The UK currently imposes non-UN sanctions through the 1972 European Communities Act. After Brexit it would not be able to enforce those sanctions without new legislation.
The proposed Bill includes additional powers to cut off funding for terrorists by making it easier to freeze assets and block access to bank accounts.
Sanctions regimes will be reviewed annually, and individuals and organisations will be able to challenge any sanctions imposed against them, the government said. The government will also be able to issue exemptions, for example when delivering humanitarian aid, it said.
As a permanent member of the UN Security Council the UK plays a central role in negotiating sanctions as a means of countering threats to international peace and security. It is also obliged under international law to implement agreed UN sanctions. As an EU member, the UK has also implemented so-called 'autonomous sanctions' in situations where the UN has chosen not to act, often with the support of other countries such as the US, Canada, Japan and Australia.

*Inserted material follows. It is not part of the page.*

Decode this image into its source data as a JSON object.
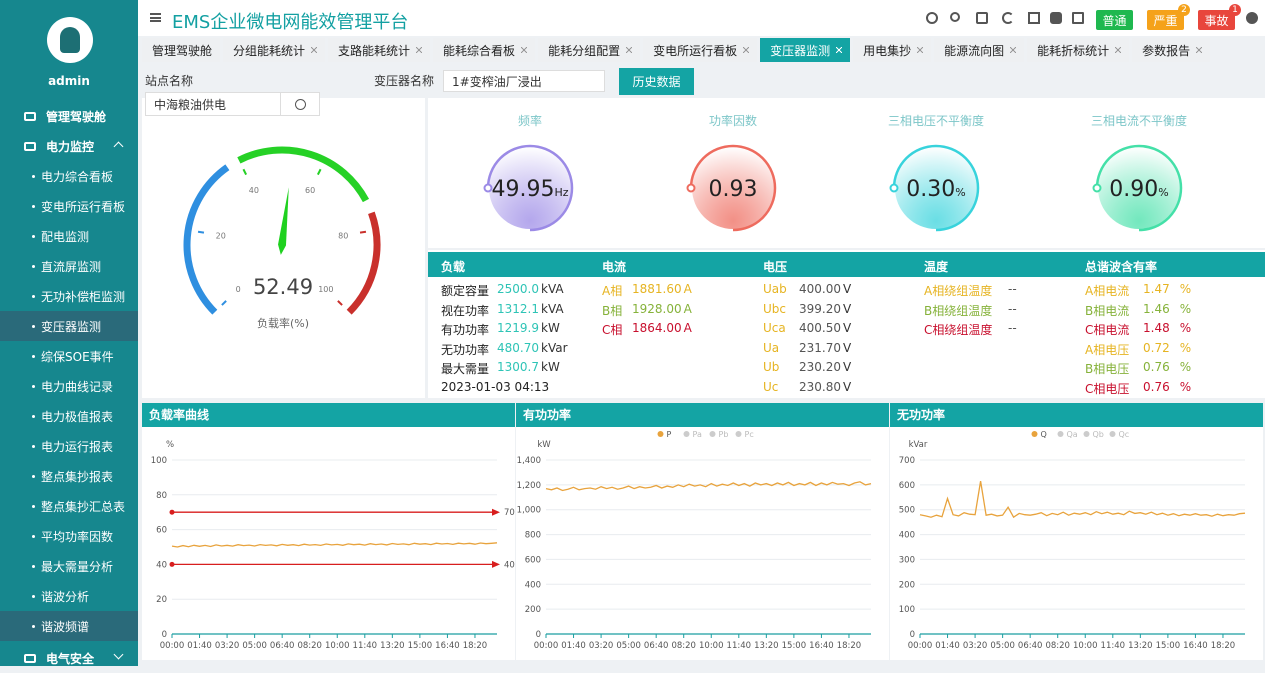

UN and EU sanctions typically involve a mixture of three different types of measure: international travel bans, preventing sanctioned persons from obtaining visas and travelling to participating states; asset freezes, requiring the funds and assets of sanctioned persons to be frozen and also restricting the availability of additional economic resources; and financial and trade restrictions, generally targeting specific sectors but sometimes ranging more widely.
The UK currently implements over 30 sanctions regimes including those against Russia, North Korea, Iran, Daesh and Al Qaida.
Minister for Europe Sir Alan Duncan said: "The new Sanctions Bill will ensure that when the UK leaves the European Union, we retain the ability to impose, update and lift sanctions regimes, both to comply with our international obligations and in pursuit of our foreign policy and national security objectives."
The government began consulting on the Bill in May.